好きだった。初めはこの青年を死の淵から救いたい、と大義名分を掲げていた。だが、きっと初めから私は彼に恋をしていたのだ。生徒だから、職員だからと常識に縛られ、自分の気持ちを隠して。拒否したときの彼はどんな気持ちだったろうか。傷ついた顔をさせてしまった。代表選手として大きなプレッシャーを抱える中で、サクラはセドリックの気持ちを推し量るのではなく、ただ自分の思いをぶつけて去ったのだ。あのあと、どんな気持ちで、どんな精神状態で彼は課題を乗り越えなければならなかったのか。自分が彼にした仕打ちと比べれば、今日の事など些細なことなのだ。

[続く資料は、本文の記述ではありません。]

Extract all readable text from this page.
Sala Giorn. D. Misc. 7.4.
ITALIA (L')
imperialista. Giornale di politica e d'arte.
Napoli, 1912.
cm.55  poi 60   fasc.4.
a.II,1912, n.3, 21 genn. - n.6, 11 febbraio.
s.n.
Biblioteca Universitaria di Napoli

セドリックへの申し訳なさと、理性で抑えても抑えきれない喪失感にサクラの瞳から涙がこぼれ落ちた。つらい思いをさせてしまったセドリックに幸せがきたのならば、サクラも喜ばなくてはならないのに。アルコールによって歯止めのきかない感情が涙を止まらなくさせた。
「あまり深酒をするな。」
片手に持っていたグラスが取り上げられた。それを机に置くと、この部屋の主が隣に腰掛けた。二人がけのソファに向き合うようにスネイプがこちらを見つめている。濡れた視界はぼんやりとその姿をうつすだけだ。だた、その声が僅かに穏やかな声音に聞こえた。
「酒で忘れられない思いならば、いくら飲んでも無駄だ。」
スネイプは何もかも見透かしたような言葉を囁いた。全て分かっている。だからこそ、この部屋に招いてくれたのだと、この瞬間になって気がついた。
「なら、どうすれば……?」
答えの分かる問いを投げかけた。ぼやける視界にスネイプの顔が近づいてくる。それに合わせて目を閉じると、溜まっていた涙の雫が頬を伝った。それをぬぐうようにスネイプの手のひらがサクラの頬を覆った。